Condivido la vostra preoccupazione per la formazione teologica e spirituale dei seminaristi. Il dinamismo della Chiesa di domani dipende in gran parte dall’attenzione che noi rivolgiamo oggi alla preparazione al ministero ordinato. Vi incoraggio a occuparvi in modo particolare della pastorale delle vocazioni, poiché le comunità cristiane avranno sempre bisogno di Pastori che le guidino, che annuncino loro la Buona Novella e che trasmettano loro Cristo mediante i sacramenti.

8. Desidero ricordare con affetto il defunto Patriarca Paul II Cheikho. Mi ricordo con emozione di questo venerabile fratello. Che questa figura della vostra Chiesa, ricca di semplicità, d’amore e di pietà, sia oggi un modello per tutti! Prego il Maestro divino di accordargli la ricompensa promessa ai servitori buoni e fedeli.

Beatitudine, desidero anche rivolgerle i miei calorosi auguri in occasione del cinquantesimo anniversario della sua ordinazione sacerdotale, per ravvivare in lei il dono di Dio ricevuto mediante l’imposizione delle mani. Che lo Spirito Santo l’accompagni e la colmi dei suoi doni affinché prosegua instancabilmente il suo ministero apostolico e pastorale!
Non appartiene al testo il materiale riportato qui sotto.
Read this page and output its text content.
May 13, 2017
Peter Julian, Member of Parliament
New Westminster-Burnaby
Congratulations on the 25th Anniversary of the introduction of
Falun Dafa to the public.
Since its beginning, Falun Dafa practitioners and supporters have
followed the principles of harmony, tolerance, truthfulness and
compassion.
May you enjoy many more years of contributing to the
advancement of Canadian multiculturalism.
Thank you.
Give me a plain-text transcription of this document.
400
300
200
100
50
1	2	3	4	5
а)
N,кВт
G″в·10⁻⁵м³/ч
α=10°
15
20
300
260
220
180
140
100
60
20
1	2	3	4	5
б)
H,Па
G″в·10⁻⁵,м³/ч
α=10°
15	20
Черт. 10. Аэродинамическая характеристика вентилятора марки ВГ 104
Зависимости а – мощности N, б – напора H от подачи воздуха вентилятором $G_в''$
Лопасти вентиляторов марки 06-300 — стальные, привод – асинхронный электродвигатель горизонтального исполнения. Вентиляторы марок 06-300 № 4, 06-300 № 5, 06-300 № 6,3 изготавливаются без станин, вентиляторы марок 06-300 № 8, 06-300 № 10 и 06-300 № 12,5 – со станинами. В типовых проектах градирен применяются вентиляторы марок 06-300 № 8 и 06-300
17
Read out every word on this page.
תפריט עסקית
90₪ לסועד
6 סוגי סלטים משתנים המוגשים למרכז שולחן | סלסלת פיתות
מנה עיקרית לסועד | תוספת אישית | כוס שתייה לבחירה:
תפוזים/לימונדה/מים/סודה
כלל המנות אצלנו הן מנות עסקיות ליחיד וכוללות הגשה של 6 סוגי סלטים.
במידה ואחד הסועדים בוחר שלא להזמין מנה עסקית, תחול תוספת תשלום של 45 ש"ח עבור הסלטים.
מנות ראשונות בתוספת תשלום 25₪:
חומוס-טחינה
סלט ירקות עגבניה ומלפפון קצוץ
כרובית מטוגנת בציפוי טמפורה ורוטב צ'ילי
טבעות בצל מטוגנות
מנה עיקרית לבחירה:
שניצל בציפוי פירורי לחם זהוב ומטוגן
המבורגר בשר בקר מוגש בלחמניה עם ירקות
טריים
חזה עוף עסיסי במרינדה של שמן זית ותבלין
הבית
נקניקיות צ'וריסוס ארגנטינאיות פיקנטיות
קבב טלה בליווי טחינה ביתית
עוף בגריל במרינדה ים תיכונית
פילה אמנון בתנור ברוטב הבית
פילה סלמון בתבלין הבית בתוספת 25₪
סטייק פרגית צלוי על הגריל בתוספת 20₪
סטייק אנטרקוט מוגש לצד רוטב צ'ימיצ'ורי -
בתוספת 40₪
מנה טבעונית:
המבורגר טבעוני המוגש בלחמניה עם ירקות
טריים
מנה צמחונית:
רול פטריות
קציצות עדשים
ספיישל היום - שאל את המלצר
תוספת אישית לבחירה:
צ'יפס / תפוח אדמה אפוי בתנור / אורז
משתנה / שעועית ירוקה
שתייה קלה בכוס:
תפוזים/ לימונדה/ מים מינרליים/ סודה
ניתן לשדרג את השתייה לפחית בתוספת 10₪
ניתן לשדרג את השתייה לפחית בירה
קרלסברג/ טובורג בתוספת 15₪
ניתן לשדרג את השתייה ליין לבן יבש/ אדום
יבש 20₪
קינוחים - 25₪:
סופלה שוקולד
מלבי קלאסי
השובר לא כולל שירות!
Al termine del nostro incontro, cari Fratelli nell’Episcopato, vi chiedo di portare ai sacerdoti, ai religiosi, alle religiose e ai laici delle vostre comunità il mio saluto affettuoso, assicurandovi della mia preghiera affinché, nelle difficoltà presenti, non perdano la speranza e lo spirito ispiri a tutti sentimenti di concordia e di pace. Mediante l’intercessione dell’Apostolo san Tommaso, imparto di tutto cuore la mia Benedizione Apostolica a voi e ai membri del popolo di Dio, affidato alla vostra sollecitudine pastorale.